Why not keep Dolphins in captivity?
- 53% of Dolphins that actually survive the capture die within 90 days.
- Half of captured Dolphins die within the first two years of captivity. The average lifespan of a surviving captive Dolphin is only 5 years. The average life span of a dolphin in the wild is 45 years, this despite their exposure to predators like Sharks.
- In many tanks the water is full of chemicals as well as bacteria, causing blindness in Dolphins.
- Captive-bred Dolphin babies are usually kept secret from the public for months. Why? Because there is an accepted extremely high mortality rate for captive bred Dolphins.
- Some marine parks underfeed their Dolphins in order to get them to perform tricks for food.
- Dolphins travel up to 100 miles a day in the wild. Confined Dolphins often hurt themselves--smashing their heads and snouts against the walls of their small enclosures. This behavior is similar to how captive Lions, Tigers, and Bears circle and pace in their enclosures...bluntly put, the animals are driven insane by their captivity.
- Dolphins are used to hunting live Fish. Feeding them dead fish robs them of mental and physical stimulation making them despondent and bored. Dolphins are not Cats or Dogs.
- Captive Dolphins often establish pecking orders and competitive social structures that don't exist in the wild. As a result, captive Dolphins often fight and injure each other.

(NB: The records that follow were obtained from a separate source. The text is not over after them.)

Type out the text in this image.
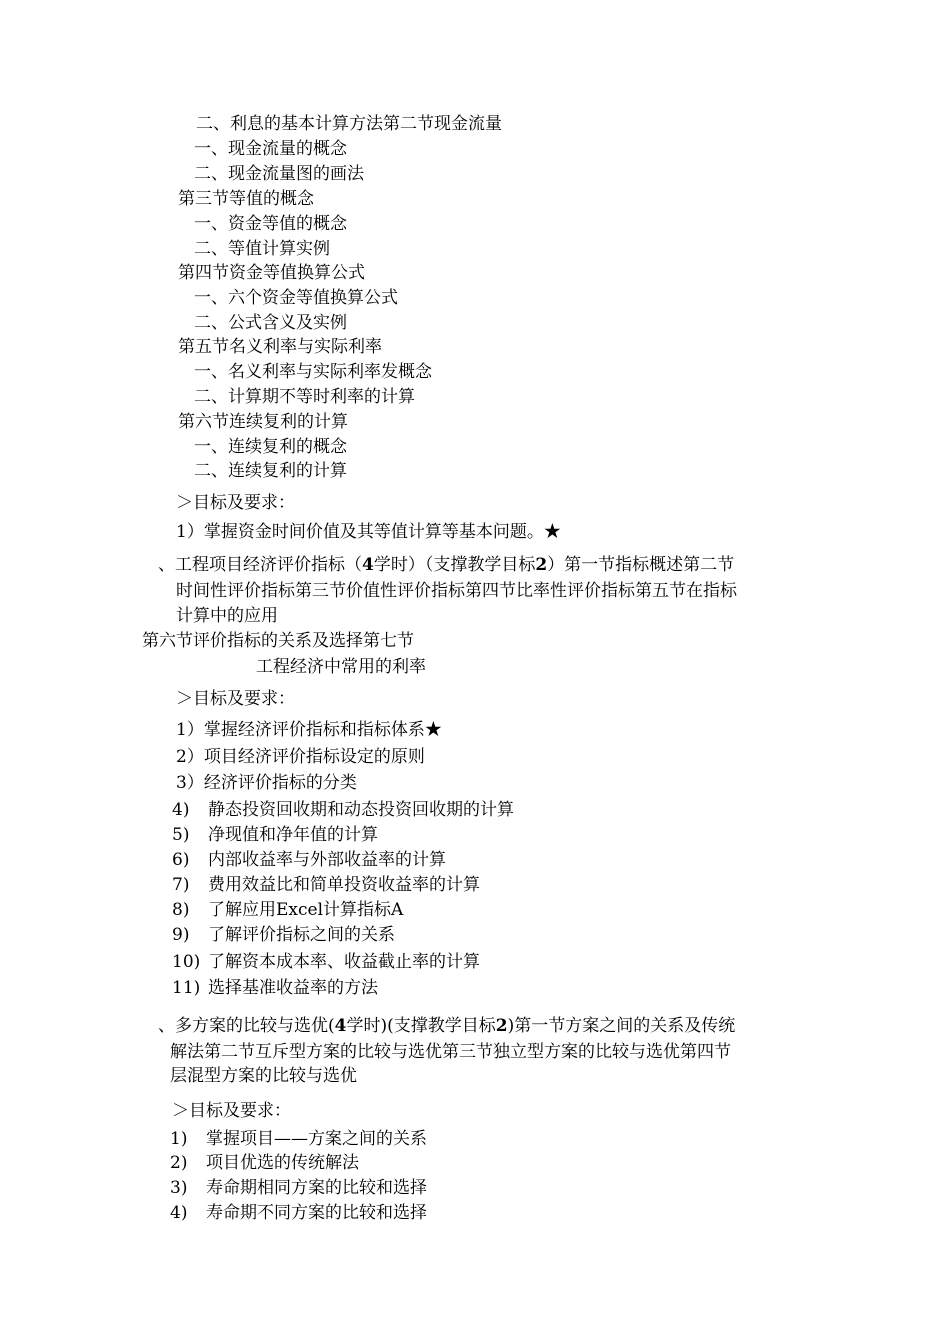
二、利息的基本计算方法第二节现金流量

一、现金流量的概念

二、现金流量图的画法

第三节等值的概念

一、资金等值的概念

二、等值计算实例

第四节资金等值换算公式

一、六个资金等值换算公式

二、公式含义及实例

第五节名义利率与实际利率

一、名义利率与实际利率发概念

二、计算期不等时利率的计算

第六节连续复利的计算

一、连续复利的概念

二、连续复利的计算

＞目标及要求：

1）掌握资金时间价值及其等值计算等基本问题。★

、工程项目经济评价指标（4学时）（支撑教学目标2）第一节指标概述第二节

时间性评价指标第三节价值性评价指标第四节比率性评价指标第五节在指标

计算中的应用

第六节评价指标的关系及选择第七节

工程经济中常用的利率

＞目标及要求：

1）掌握经济评价指标和指标体系★

2）项目经济评价指标设定的原则

3）经济评价指标的分类

4) 静态投资回收期和动态投资回收期的计算

5) 净现值和净年值的计算

6) 内部收益率与外部收益率的计算

7) 费用效益比和简单投资收益率的计算

8) 了解应用Excel计算指标A

9) 了解评价指标之间的关系

10) 了解资本成本率、收益截止率的计算

11) 选择基准收益率的方法

、多方案的比较与选优(4学时)(支撑教学目标2)第一节方案之间的关系及传统

解法第二节互斥型方案的比较与选优第三节独立型方案的比较与选优第四节

层混型方案的比较与选优

＞目标及要求：

1) 掌握项目——方案之间的关系

2) 项目优选的传统解法

3) 寿命期相同方案的比较和选择

4) 寿命期不同方案的比较和选择
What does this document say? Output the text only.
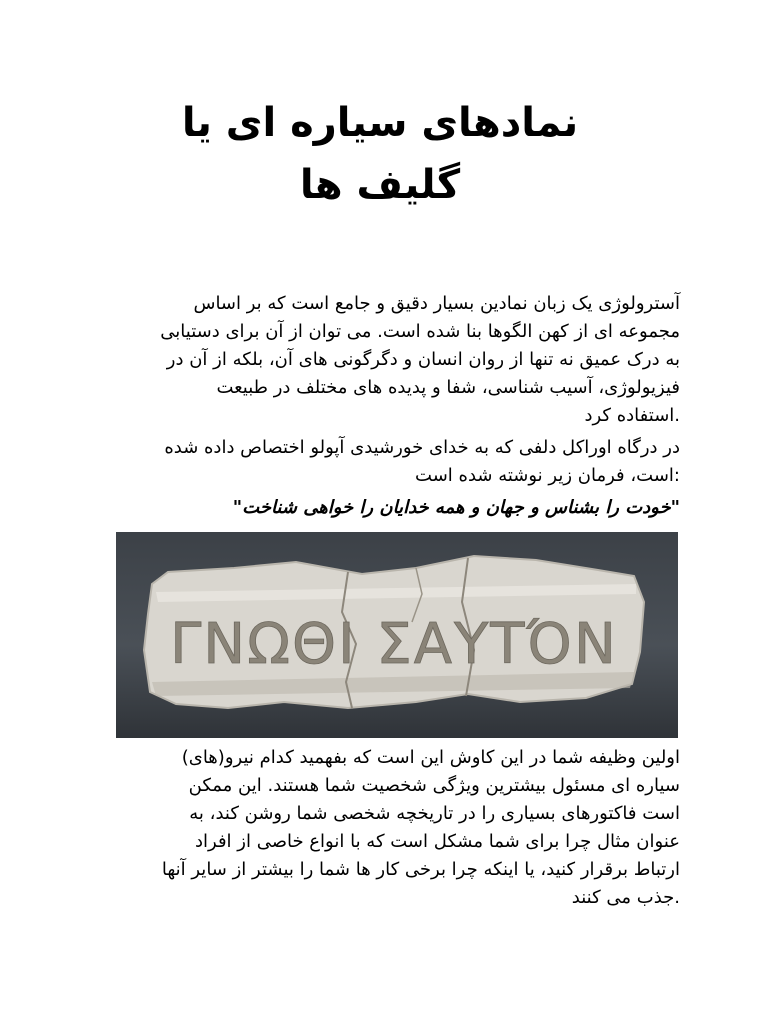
نمادهای سیاره ای یا
گلیف ها
آسترولوژی یک زبان نمادین بسیار دقیق و جامع است که بر اساس
مجموعه ای از کهن الگوها بنا شده است. می توان از آن برای دستیابی
به درک عمیق نه تنها از روان انسان و دگرگونی های آن، بلکه از آن در
فیزیولوژی، آسیب شناسی، شفا و پدیده های مختلف در طبیعت
.استفاده کرد
در درگاه اوراکل دلفی که به خدای خورشیدی آپولو اختصاص داده شده
:است، فرمان زیر نوشته شده است

"خودت را بشناس و جهان و همه خدایان را خواهی شناخت"

ΓΝΩΘΙ ΣΑΥΤΌΝ
اولین وظیفه شما در این کاوش این است که بفهمید کدام نیرو(های)
سیاره ای مسئول بیشترین ویژگی شخصیت شما هستند. این ممکن
است فاکتورهای بسیاری را در تاریخچه شخصی شما روشن کند، به
عنوان مثال چرا برای شما مشکل است که با انواع خاصی از افراد
ارتباط برقرار کنید، یا اینکه چرا برخی کار ها شما را بیشتر از سایر آنها
.جذب می کنند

Thanks to Pete for the story idea.
--El Tiburon
technorati tags: Marineland, Sea World, Sharks, Dolphins, New Zealand, Napier
2 comments
You can always get into marine biology and study Dolphins in their natural habitats. He-who-channels-Sharky fin-kicks himself everyday that he never got a marine biology degree.
I knew a guy in San Diego that used to work with Killer Whales at Sea World. You would think that Sea World would have treated him fairly well, him being an expert in the water, fearless, great with the Whales, willing to get in the water with one of the Earth's top predators, etc. They paid him something like 10 bucks an hour!
Take Sharky's advice. Marine Biology. University Tenure. Do it!